Confieso mi sorpresa: a un referente de la ultraderecha se le sanciona por enunciar delirios. Si algo se espera en este mundo es el de ponerle un límite a los delirios de un sector político cuyo discurso ha abandonado por completo el valor referencial del lenguaje. Esto es: no se trata ya del contenido de ficción que todo enunciado carga por estructura. Sino del exabrupto por el cual las palabras ya no refieren al objeto del que se está hablando. Hoy asistimos al fenómeno por el cual los personeros del poder político, judicial y económico pueden decir cualquier infamia sin que sus dichos les reporten mayores consecuencias. Vayan como meros ejemplos: 1) los disparatados argumentos brindados en el juicio y condena a Cristina Fernández de Kirchner quien, por algo, no hace más que destacar el valor de la comprensión de texto y de la comprensión de contexto. 2) La disparatada acusación de Gerardo Morales sobre un supuesto golpe de estado urdido por el gobierno nacional para explicar la brutal represión que lleva a cabo en su provincia.

De esta manera, el actual escenario argentino --en lo que hace al papel de una oposición política secundada por el partido Judicial; la corporación mediática y el poder financiero--, se encuentra sumido en este tóxico verbal que al socavar la capacidad referencial del lenguaje corrompe el discurso y corroe el lazo social. Se habla de tal forma que no se sabe de qué se habla. Confundir, desinformar, difamar, son algunas de las maniobras cuyo objetivo remeda el propósito del jerarca nazi a cargo de la propaganda: “miente; miente que algo queda” (Goebbels). 

Proponemos considerar que este “algo queda” no remite a la efectiva y postrera creencia en alguna disparatada y supuesta verdad, sino antes bien su efecto se traduce en frases tales como: “los políticos son todos lo mismo”; “sálvese quien pueda”; “no se puede creer en nadie”, etc. Todas conclusiones cuyo ulterior resultado no es otro que el aislamiento y el resentimiento. De esta manera, cuando el emisor del mensaje, el otro que escucha y todos los testigos coinciden en la falsedad de una frase (por ejemplo: negar a sabiendas que el otro sabe que el emisor sabe que todos saben que se está mintiendo sin que esto suponga la descalificación del mentiroso), estamos en el terreno de una marcada degradación cultural.

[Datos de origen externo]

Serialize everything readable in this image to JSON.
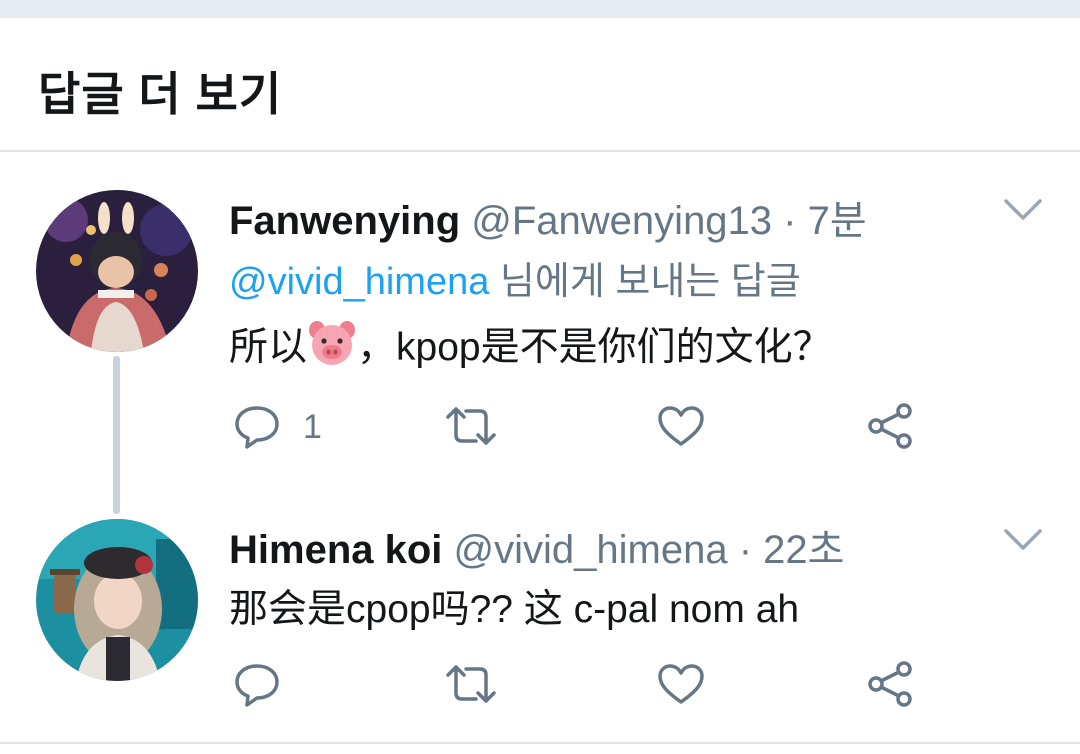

Desde ya, quien saca provecho de esta disolución del lazo social es el Poder real, cuyos logros a expensas del desánimo y el hartazgo de las personas suelen estereotiparse en pautas primarias de relación. Nos guste o no las redes sociales actúan consolidando estilos, hábitos, y códigos. Ejemplos no faltan, por algo se habla de la cultura de la cancelación. Una cultura del odio. Al respecto vale recordar que, tal como refiere Freud, uno de los paradójicos efectos producidos por la cultura --cualquiera esta sea-- es que “yugula el peligroso gusto agresivo del individuo, debilitándolo, desarmándolo, y vigilándolo mediante una instancia situada en su interior, como si fuera una guarnición militar en la ciudad conquistada”, es la “conciencia de culpa” que “se exterioriza como necesidad de castigo”. Es decir, este es el “algo queda” que sume al sujeto en el odio, el resentimiento y la impotencia. Un cóctel incitador de un clima social cuyo ulterior resultado termina en hechos atroces como el intento de magnicidio perpetrado contra CFK.

Nuestra tesis consiste en que la actual pauperización de la capacidad referencial del lenguaje actúa de modo tal que vacía a la cultura de sus recursos sublimatorios --allí donde el sujeto puede tramitar su agresividad en pos del encuentro con el Otro--, para así reducirse a su sola acción sádica y represiva. Se trata de una ingeniería lingüística al servicio de enmascarar la déspota ley del mercado.

El desafío es una construcción política que, por restituir la capacidad referencial del lenguaje, permita restablecer el lugar preponderante que hoy a la Justicia le corresponde: poner un límite a las narrativas delirantes que atentan contra la democracia.

Sergio Zabalza es psicoanalista. Doctor en Psicología por la Universidad de Buenos Aires.